This is it – Casio’s first calculator watch, launched 1/1/80. At least that’s as close to the launch date as its possible to get given the lack of official documentation from the parent company.
Don’t get me wrong – I hold Casio in high esteem as innovators in their field and, for a company that is forward-thinking, why should they pay homage to the products of the past that are now outdated and superseded (several times over)? All the same, it would be good if there was some accurate data on release dates, production numbers, that kind of thing.
They do have one document – called the PINDEX – which you might be able to find with a Google search if you’re lucky; that lists some useful information but take the accuracy with a grain of salt.
So it launched on 1 January 1980, with all the other variants using the same module – C-801, C-70, C701, C-60 – but seems to be the one the company favoured above all others if the catalog scan is anything to go by. The gloriously spongy rubber buttons (that on later models become metal) meant you could use the tiny calculator with your fingertips – instead of having to rely on a stylus like the other Seiko and Citizen calculator watches of the time.

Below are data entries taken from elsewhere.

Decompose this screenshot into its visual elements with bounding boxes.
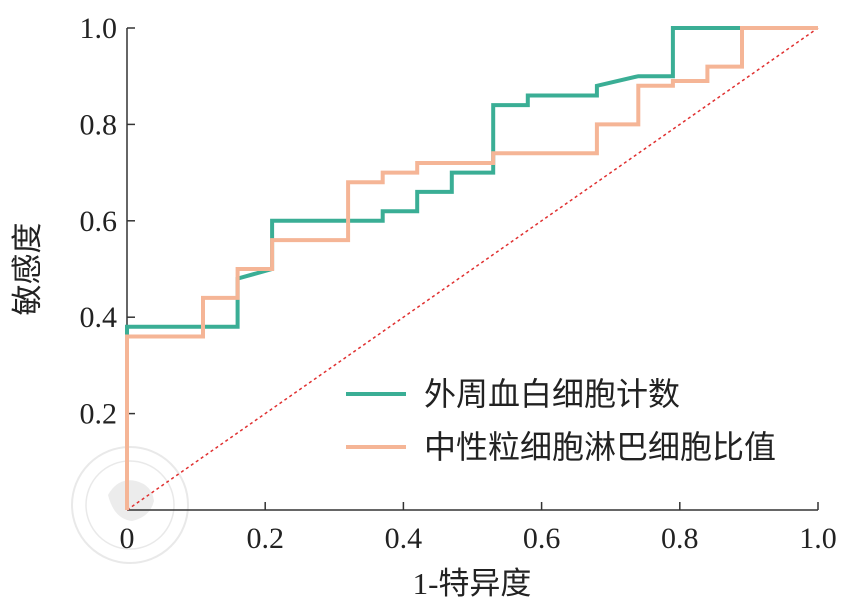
y-tick-label: 1.0 [80, 12, 118, 45]
x-tick-label: 0.2 [246, 522, 284, 555]
x-tick-label: 0.6 [523, 522, 561, 555]
y-tick-label: 0.4 [80, 301, 118, 334]
legend-label-wbc: 外周血白细胞计数 [424, 376, 680, 412]
x-tick-label: 0.8 [661, 522, 699, 555]
legend: 外周血白细胞计数 中性粒细胞淋巴细胞比值 [346, 376, 776, 465]
x-ticks: 0 0.2 0.4 0.6 0.8 1.0 [120, 502, 837, 555]
y-tick-label: 0.6 [80, 205, 118, 238]
x-tick-label: 1.0 [799, 522, 837, 555]
series-line-nlr [125, 26, 818, 510]
y-ticks: 0.2 0.4 0.6 0.8 1.0 [80, 12, 135, 431]
x-tick-label: 0.4 [385, 522, 423, 555]
x-tick-label: 0 [120, 522, 135, 555]
watermark-seal [71, 446, 189, 564]
y-axis-title: 敏感度 [10, 223, 45, 316]
series-line-wbc [125, 26, 818, 510]
y-tick-label: 0.2 [80, 398, 118, 431]
legend-label-nlr: 中性粒细胞淋巴细胞比值 [424, 429, 776, 465]
x-axis-title: 1-特异度 [413, 566, 532, 601]
reference-line [126, 27, 819, 511]
y-tick-label: 0.8 [80, 108, 118, 141]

Unfortunately, some people didn’t read that part of their instruction manual and used a stylus anyway, meaning finding an early Casio calculator watch with a keypad that isn’t scratched to buggery is very unusual. Those that crop up on eBay today either have broken rubber buttons or heavily scratched metal ones which is a shame, as it is a stunning looking watch.
If you looked up the words ‘nerd watch’ in a dictionary, the C-80 should be photographed next to the description. It is the epitome of form and function with loads of buttons and a high cool factor (particularly if you bought your first computer around the same time the watch was released).
If you find one, cherish it; you are holding a piece of real history in your hands. From here, Casio developed a steady stream of calculator watches incorporating games, scientific functions, melody alarms, solar power, countdown and databank functions, pedometers and more – but all were modelled on the C-80. The look changed in 1983/84 when the keyboard buttons were replaced with a membrane keypad, then touchscreens, but the beginning of the LCD revolution belonged to the C-80 and its ilk.
Casio should have this next to the Casiotone CT-201 on their Chronology of Main Products page (and, for that matter, the MG-880 calculator too!).